Without objection, the full RNC approved a resolution by voice vote Friday calling on Congress to defund Planned Parenthood and redistribute the money intended for cancer screening and preventive services to organizations that do not perform abortions.

So it’s OK if you DO crazy stuff, you just can’t talk about it. Gotcha.

Behind closed doors, party bigwigs discussed “strategic partnerships” with blacks, Asians, Hispanics and women. There was talk about developing a “comfort factor” so that minorities feel they are part of the process.

Perhaps if the Republican party didn’t have a platform that was designed to keep all of those groups from attaining the same level of social and economic equality as white men, they might be a little more comfortable in engaging in the process, as it were.

[Curly Hagland – national Committeeman from North Dakota, is] confident that Obama will overreach now that he’s secured reelection – and that this will drive voters to Republicans in the 2014 midterms.

“This administration is a socialist administration. There’s no question about it,” Haugland said. “America’s not a socialist country.”

I threw that in there just so I could quote a guy named “Curly Hagland.” Also, if anyone is in, near, or passing through North Dakota, please feel free to track down Mr. Hagland and beat him with a high school Social Studies textbook until he learns what exactly “socialism” is.

Ari Fleischer, former White House press secretary, noted that some Republican governors have won much higher percentages of minority groups than national candidates. Tone makes a difference, he said.

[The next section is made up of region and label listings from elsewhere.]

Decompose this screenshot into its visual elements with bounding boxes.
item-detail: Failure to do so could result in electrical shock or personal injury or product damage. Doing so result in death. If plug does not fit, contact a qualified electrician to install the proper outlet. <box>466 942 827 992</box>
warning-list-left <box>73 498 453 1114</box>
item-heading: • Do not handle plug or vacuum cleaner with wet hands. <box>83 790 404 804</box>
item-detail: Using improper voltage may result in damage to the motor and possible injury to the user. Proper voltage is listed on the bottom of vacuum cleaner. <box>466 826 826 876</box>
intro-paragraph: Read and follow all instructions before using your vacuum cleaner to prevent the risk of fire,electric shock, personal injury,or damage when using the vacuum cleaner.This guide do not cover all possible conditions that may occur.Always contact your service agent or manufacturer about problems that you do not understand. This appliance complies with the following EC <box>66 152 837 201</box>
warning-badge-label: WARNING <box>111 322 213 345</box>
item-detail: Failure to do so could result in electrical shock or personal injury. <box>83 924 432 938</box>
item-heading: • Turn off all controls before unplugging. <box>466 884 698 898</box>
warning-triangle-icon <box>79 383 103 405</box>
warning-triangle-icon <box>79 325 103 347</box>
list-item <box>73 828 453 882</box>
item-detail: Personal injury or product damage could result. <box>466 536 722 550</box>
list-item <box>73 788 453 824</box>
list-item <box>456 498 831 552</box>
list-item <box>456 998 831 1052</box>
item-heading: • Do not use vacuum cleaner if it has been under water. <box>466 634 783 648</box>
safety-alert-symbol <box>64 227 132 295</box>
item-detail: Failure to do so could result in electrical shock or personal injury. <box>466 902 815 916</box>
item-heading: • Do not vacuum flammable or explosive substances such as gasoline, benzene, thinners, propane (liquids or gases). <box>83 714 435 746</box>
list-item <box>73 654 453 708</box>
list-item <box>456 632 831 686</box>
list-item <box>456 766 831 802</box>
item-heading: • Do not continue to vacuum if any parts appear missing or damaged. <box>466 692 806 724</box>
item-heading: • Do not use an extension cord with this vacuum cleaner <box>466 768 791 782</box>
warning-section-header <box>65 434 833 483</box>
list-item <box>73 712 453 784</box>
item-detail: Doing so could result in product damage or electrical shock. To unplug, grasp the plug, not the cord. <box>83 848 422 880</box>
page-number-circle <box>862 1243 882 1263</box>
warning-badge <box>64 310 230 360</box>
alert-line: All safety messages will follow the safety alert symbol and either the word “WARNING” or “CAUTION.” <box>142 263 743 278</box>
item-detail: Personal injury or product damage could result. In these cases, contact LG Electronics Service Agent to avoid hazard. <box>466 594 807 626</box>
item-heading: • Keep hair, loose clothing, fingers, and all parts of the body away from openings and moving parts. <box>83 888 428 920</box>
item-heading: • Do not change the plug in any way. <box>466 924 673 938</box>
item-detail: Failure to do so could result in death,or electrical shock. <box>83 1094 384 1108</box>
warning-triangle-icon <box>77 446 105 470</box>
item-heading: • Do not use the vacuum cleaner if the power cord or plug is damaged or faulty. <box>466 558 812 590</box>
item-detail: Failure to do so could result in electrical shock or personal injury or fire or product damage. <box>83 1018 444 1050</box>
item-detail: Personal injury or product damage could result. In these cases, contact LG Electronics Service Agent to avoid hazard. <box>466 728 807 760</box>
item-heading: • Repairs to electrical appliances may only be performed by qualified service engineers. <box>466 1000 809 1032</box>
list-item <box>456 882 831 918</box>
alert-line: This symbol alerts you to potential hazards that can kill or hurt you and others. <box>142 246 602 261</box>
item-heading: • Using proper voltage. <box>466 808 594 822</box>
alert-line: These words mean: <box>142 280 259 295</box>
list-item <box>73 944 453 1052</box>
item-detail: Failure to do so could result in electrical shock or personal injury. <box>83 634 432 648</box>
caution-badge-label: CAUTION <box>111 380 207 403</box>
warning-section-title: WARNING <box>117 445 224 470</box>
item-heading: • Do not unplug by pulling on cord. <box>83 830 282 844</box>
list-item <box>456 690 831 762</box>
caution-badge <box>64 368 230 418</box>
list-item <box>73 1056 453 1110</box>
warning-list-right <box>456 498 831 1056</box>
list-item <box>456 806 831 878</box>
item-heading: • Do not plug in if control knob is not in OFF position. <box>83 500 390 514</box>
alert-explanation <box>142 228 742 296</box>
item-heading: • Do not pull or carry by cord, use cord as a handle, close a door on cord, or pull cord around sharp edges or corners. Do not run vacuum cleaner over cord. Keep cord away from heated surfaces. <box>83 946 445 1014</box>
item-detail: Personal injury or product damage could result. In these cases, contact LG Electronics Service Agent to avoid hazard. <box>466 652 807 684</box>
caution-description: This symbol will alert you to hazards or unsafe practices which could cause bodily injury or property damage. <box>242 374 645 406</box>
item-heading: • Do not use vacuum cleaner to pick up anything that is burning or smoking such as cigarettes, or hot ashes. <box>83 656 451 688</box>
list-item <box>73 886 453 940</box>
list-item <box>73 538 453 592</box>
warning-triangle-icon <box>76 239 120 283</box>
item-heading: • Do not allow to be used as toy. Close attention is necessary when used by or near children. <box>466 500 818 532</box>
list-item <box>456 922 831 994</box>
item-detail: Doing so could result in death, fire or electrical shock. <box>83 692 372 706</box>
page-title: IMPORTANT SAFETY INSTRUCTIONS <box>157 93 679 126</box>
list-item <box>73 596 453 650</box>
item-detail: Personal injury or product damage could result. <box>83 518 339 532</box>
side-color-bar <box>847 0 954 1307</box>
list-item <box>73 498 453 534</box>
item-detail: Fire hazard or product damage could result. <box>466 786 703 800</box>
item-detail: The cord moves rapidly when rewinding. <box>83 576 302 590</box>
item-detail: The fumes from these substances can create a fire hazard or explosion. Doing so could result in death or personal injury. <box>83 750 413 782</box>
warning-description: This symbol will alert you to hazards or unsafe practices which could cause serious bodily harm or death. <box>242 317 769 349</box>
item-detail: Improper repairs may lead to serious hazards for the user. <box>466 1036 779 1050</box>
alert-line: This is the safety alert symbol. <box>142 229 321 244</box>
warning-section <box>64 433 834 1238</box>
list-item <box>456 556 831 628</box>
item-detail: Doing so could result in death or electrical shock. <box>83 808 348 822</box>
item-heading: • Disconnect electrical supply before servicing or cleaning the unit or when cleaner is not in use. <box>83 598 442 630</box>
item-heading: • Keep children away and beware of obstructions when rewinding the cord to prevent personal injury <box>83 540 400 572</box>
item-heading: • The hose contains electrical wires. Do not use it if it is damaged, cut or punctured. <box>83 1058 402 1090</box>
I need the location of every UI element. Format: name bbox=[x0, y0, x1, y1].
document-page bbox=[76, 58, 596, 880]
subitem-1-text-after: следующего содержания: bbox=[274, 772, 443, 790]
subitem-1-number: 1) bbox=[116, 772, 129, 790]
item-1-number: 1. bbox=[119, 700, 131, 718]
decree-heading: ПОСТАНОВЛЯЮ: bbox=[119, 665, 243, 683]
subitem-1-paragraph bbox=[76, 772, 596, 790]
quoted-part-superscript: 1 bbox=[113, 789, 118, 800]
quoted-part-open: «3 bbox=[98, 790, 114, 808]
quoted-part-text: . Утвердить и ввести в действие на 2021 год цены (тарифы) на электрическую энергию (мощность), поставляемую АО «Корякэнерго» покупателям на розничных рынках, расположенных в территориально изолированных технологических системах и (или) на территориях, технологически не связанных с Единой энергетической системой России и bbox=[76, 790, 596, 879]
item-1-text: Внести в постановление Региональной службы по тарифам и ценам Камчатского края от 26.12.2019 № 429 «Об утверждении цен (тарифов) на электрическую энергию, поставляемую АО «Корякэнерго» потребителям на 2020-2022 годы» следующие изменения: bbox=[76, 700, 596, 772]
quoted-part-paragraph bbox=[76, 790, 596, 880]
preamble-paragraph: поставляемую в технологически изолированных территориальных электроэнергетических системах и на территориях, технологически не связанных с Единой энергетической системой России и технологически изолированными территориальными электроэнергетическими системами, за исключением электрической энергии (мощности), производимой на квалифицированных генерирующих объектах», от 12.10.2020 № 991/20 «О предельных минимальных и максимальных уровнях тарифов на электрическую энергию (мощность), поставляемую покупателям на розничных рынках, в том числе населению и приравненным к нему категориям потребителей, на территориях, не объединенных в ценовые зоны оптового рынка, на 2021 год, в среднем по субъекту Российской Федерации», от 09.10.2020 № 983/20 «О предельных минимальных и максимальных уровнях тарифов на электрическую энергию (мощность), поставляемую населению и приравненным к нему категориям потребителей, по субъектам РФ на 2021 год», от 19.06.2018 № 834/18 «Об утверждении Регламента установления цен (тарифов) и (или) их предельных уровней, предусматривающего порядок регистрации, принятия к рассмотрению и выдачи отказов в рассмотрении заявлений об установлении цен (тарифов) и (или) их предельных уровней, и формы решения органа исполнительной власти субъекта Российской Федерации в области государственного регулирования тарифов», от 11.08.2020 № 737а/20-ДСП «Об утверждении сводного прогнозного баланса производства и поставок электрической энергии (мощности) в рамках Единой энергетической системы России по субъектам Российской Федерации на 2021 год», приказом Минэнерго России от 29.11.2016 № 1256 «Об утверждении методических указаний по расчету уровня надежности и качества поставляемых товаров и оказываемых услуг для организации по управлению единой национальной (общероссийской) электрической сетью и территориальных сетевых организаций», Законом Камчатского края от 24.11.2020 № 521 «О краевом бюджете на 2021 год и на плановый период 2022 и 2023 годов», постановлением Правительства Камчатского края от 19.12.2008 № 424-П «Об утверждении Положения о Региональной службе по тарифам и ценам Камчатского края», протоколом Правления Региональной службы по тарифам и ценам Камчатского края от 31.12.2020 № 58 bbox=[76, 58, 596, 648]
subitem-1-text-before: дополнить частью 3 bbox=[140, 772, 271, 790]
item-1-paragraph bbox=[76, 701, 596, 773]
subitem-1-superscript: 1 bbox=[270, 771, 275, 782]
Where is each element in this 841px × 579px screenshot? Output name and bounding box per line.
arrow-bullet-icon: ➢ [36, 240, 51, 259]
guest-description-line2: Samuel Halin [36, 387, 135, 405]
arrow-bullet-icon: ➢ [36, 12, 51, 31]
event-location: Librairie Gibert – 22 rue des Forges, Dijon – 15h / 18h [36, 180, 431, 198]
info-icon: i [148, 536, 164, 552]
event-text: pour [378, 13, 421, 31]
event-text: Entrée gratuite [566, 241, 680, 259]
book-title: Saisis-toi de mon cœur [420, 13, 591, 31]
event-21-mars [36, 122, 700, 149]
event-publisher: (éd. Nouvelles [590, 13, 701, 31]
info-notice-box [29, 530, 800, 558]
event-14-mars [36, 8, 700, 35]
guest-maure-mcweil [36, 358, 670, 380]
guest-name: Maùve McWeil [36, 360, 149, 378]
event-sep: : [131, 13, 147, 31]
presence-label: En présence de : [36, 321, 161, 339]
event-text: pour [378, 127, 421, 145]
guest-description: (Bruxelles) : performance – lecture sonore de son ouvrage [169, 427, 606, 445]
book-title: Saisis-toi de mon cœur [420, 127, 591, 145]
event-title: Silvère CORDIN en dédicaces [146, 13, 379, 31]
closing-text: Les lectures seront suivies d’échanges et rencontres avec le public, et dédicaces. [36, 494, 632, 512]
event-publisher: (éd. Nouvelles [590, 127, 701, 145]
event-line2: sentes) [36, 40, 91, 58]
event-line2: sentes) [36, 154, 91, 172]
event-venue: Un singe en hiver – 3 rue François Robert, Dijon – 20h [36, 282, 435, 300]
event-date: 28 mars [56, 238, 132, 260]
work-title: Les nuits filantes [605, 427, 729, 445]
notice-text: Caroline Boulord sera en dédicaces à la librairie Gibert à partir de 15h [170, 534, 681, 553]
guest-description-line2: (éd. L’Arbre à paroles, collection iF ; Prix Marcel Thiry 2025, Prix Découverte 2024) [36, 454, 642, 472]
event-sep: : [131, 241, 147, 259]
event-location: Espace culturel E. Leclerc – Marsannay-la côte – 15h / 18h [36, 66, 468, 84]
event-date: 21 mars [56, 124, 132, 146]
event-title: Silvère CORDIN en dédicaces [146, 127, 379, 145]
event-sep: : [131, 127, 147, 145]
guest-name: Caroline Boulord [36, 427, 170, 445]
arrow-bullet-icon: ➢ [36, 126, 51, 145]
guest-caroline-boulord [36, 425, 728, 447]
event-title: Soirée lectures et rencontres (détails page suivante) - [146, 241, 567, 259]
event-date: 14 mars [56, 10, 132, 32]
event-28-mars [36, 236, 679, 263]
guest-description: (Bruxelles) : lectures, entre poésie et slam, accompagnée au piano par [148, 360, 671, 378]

“It is a tale of two parties,” he said. “There’s a lot of success out there built around people who fundamentally have the same world view as the federal candidates.”

In fact, some border-state governors hold dramatically different views on the best approach to immigration than Romney and congressional leaders. And Romney’s view was much more hard-line than George W. Bush’s in 2004.

It’s almost as if Latinos responded electorally to being treated with a modicum of respect.

Separately, the chairman told the conservative publication Human Events: “Look, we had the most conservative platform ever last year. There is nothing [the review committee] will do to change that.”

So you had the most conservative platform ever, and voters across the country basically gave you a giant double bird. But it’s not the platform that’s the problem! You just did a bad job selling it.

Every day I wake up terrified that today will be the day the GOP finally figures out that the American people rejected their candidates and their platform en masse in 2012, and they did it because the GOP’s candidates and platform were a giant steaming pile of dog shit. That that day will be the day when they finally figure out that poll after poll after poll shows the American people agree with the vast majority of what President Obama said in his “far left-wing” inaugural address, and that there are conservative cases to be made for the vast majority of those policies.

And then, after I have my coffee, I read an article like this and exhale a deep sigh of relief, knowing that today will not be the day the GOP figures out that a turd in fancy wrapping paper is, in fact, still a turd.